The chart below shows a table of the clipped money, plate, and bullion imported at the country Mints of Bristol, Chester, Exeter, Norwich and York before November 4, 1696, to be used for the Great Recoinage of 1696-99.

Country Mints relied heavily on local networks of administrators, contractors, and powerful merchants, and were largely staffed by townsfolk and day-labourers. Friendly faces and local enthusiasm was required to convince people to surrender their silver for the national good, particularly when there was no guarantee of a quick refund. But this meant that the London Mint often struggled to control these work sites.

One example is the Chester Mint. Newton had arranged for the appointment of the astronomer Edmond Halley as Deputy Comptroller for £90 per annum, who dutifully kept him abreast of what was happening. The Deputy Master disappeared for months at a time, refusing to respond to orders from London and issuing coins out of turn to persons who brought silver to the Mint, presumably for local favours.

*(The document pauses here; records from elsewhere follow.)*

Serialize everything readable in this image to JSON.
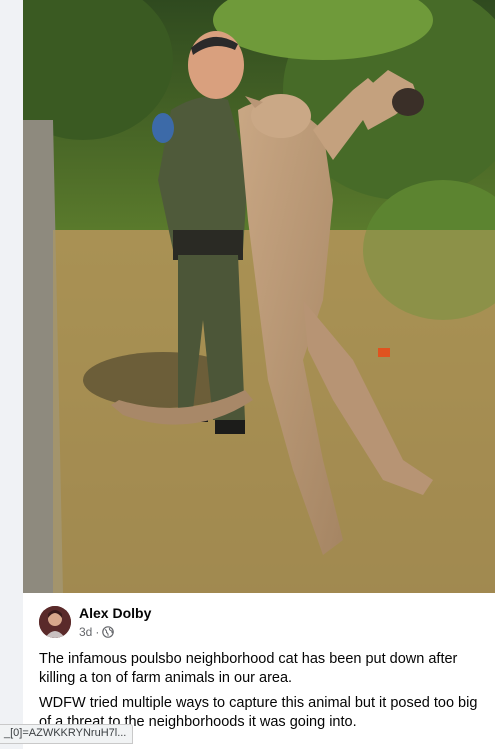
{
  "post": {
    "author": "Alex Dolby",
    "time": "3d",
    "separator": "·",
    "privacy_icon": "globe-icon",
    "paragraphs": [
      "The infamous poulsbo neighborhood cat has been put down after killing a ton of farm animals in our area.",
      "WDFW tried multiple ways to capture this animal but it posed too big of a threat to the neighborhoods it was going into."
    ],
    "photo_icon": "officer-holding-cougar-photo"
  },
  "status_bar": {
    "url": "_[0]=AZWKKRYNruH7l..."
  },
  "colors": {
    "card_bg": "#ffffff",
    "page_bg": "#f0f2f5",
    "secondary_text": "#65676b"
  }
}
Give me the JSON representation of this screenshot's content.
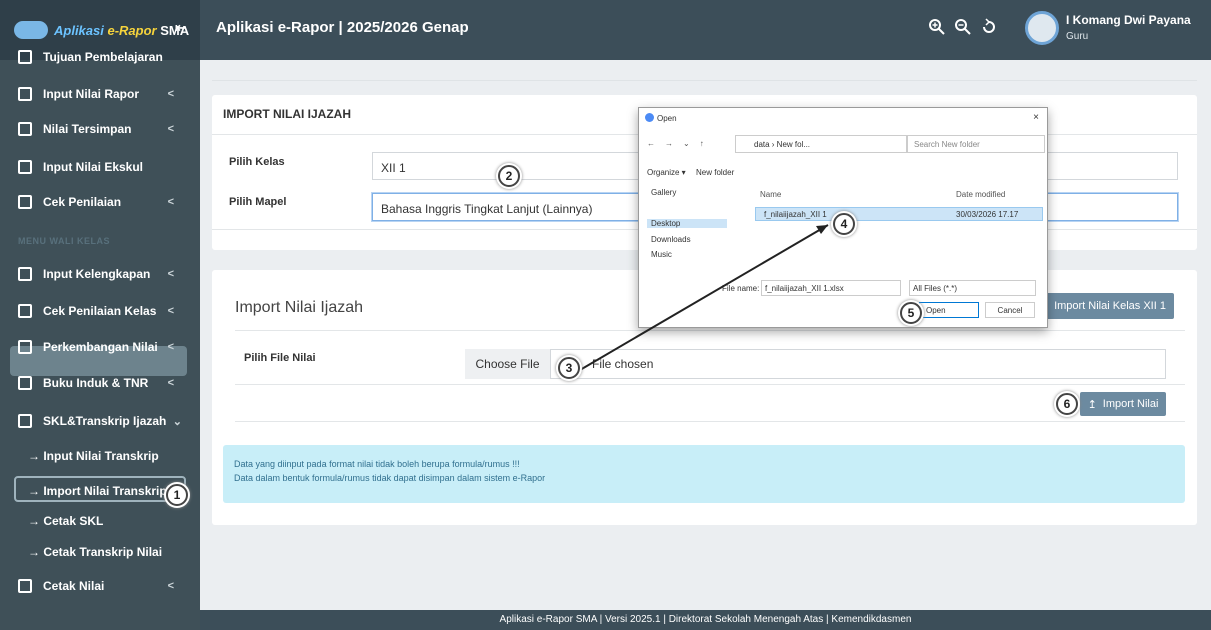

Fraud was also suspected on the part of one of his assistants, Edward Lewis. In June 1697. Newton wrote to Halley in response to his suspicion of ‘some foule Play either among the Tellers in the Melting house or both whereby the Money comes out worse than heretofore.[3]

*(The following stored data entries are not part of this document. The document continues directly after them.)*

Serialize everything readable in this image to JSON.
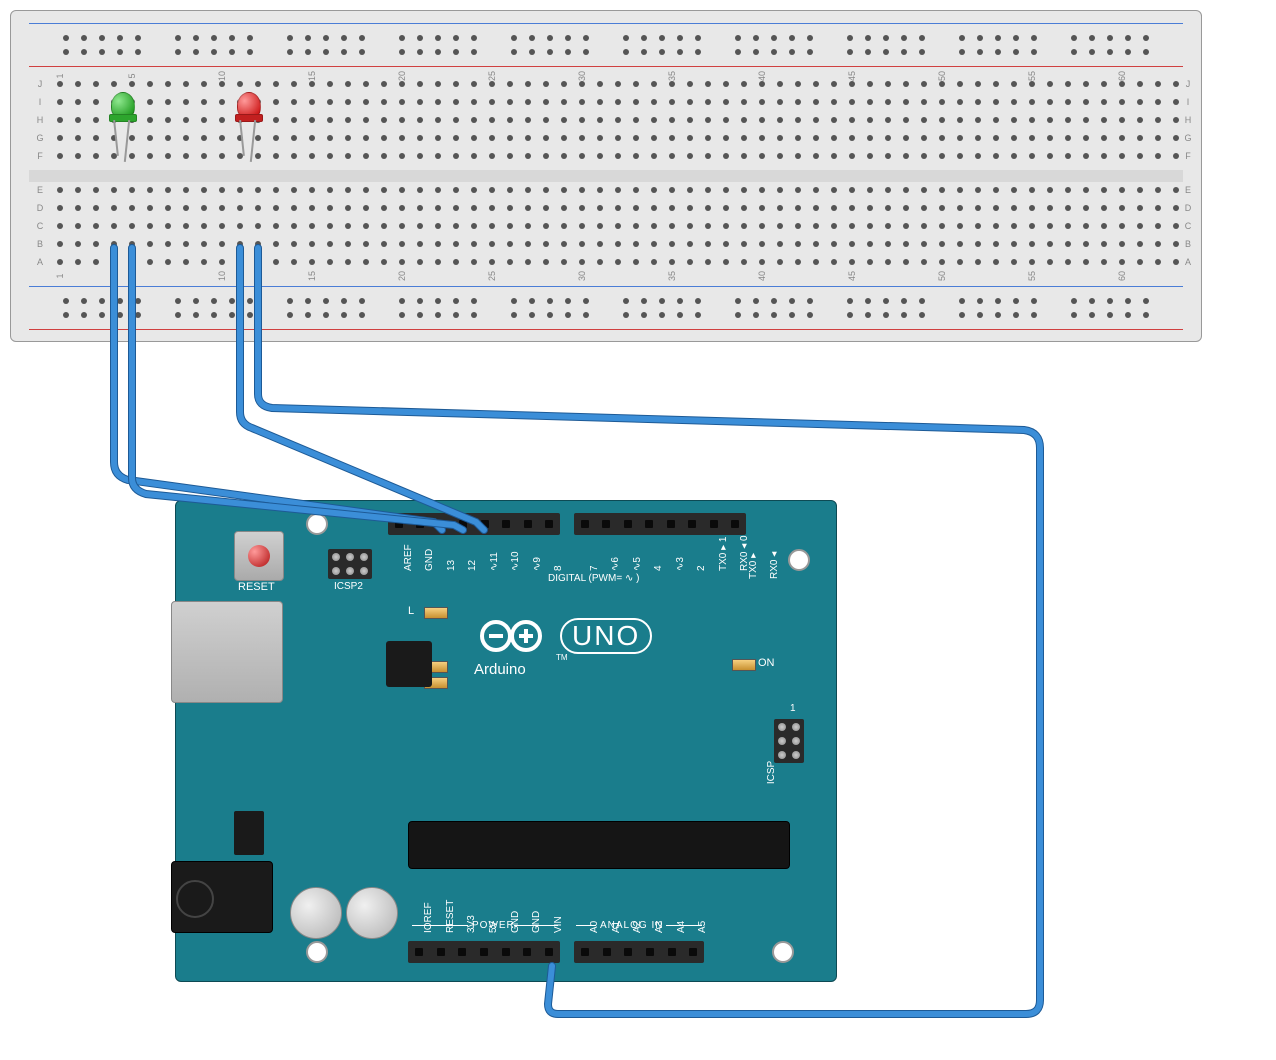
{
  "breadboard": {
    "row_labels_left": [
      "A",
      "B",
      "C",
      "D",
      "E",
      "F",
      "G",
      "H",
      "I",
      "J"
    ],
    "col_numbers": [
      1,
      5,
      10,
      15,
      20,
      25,
      30,
      35,
      40,
      45,
      50,
      55,
      60
    ]
  },
  "leds": [
    {
      "name": "green-led",
      "color": "green",
      "col": 5
    },
    {
      "name": "red-led",
      "color": "red",
      "col": 12
    }
  ],
  "arduino": {
    "name": "Arduino",
    "model": "UNO",
    "reset_label": "RESET",
    "icsp2_label": "ICSP2",
    "icsp_label": "ICSP",
    "on_label": "ON",
    "tx_label": "TX",
    "rx_label": "RX",
    "l_label": "L",
    "tm_label": "TM",
    "one_label": "1",
    "digital_label": "DIGITAL (PWM= ∿ )",
    "power_label": "POWER",
    "analog_label": "ANALOG IN",
    "top_header1": [
      "AREF",
      "GND",
      "13",
      "12",
      "∿11",
      "∿10",
      "∿9",
      "8"
    ],
    "top_header2": [
      "7",
      "∿6",
      "∿5",
      "4",
      "∿3",
      "2",
      "TX0 ▸ 1",
      "RX0 ◂ 0"
    ],
    "bottom_header1": [
      "IOREF",
      "RESET",
      "3V3",
      "5V",
      "GND",
      "GND",
      "VIN"
    ],
    "bottom_header2": [
      "A0",
      "A1",
      "A2",
      "A3",
      "A4",
      "A5"
    ]
  },
  "wires": [
    {
      "name": "wire-green-anode-to-d12",
      "from": "breadboard col5 lead1",
      "to": "arduino D12"
    },
    {
      "name": "wire-green-cathode-to-d11",
      "from": "breadboard col6 lead2",
      "to": "arduino D11"
    },
    {
      "name": "wire-red-anode-to-d10",
      "from": "breadboard col12 lead1",
      "to": "arduino D10"
    },
    {
      "name": "wire-red-cathode-to-vin",
      "from": "breadboard col13 lead2",
      "to": "arduino VIN"
    }
  ]
}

Halley repeatedly called on Newton’s protection and influence to have the Deputy Master, 'that proud, insolent fellow’ removed, while Thomas Neale defended the Deputy Master to the Treasury.[4] It eventually erupted into a challenge of a duel. The Tower Mint Master, Warden and Comptroller were forced to issue a remonstration in August 1697: ‘Till Wee come let there be no further quarrelling, but let the publick business be peaceably carry’d-on... for the Mint will not allow the drawing of Swords, & assaulting any, nor ought such Language, Wee hear has been, be used any more among you.[5]

[1]

Samuel Grascome] An Account of the Proceedings in the House of Commons in Relation to the Recoining the Clipp’d Money (London, 1696), quoted in Anne Murphy, Origins, 57; Hopton Haynes, Brief Memoirs Relating to the Silver and Gold Coins of England, with an Account of the Corruption of the Hammer’d Monys, and of the reform by the late grand coinage at the Tower, and the five country mints, in the years 1696, 1697, 1698 and 1699 (1700): British Library, Lansdowne MS 801, ff.180-81.

[2]

Petition to the king of several justices of the peace and gentlemen in the county of Leicester [May 1696]: TNA, SP 32/13, f.216.

[3]

Royal Society, MM/5/41: Edmund Halley to Isaac Newton (13 February 1696/7, Chester); MINT 10/2/42: Isaac Newton to Edmund Halley (copy, undated).

[4]

Royal Society, MM/5/42: Edmund Halley to Isaac Newton (2 August 1697, Chester); Craig, Newton at the Mint, 15; Richard S. Westfall, Never At Rest: A Biography of Isaac Newton (Cambridge: Cambridge University Press, 1980), 563-564.

[5]

TNA, MINT 10/2/53 (copy, c. August 1697).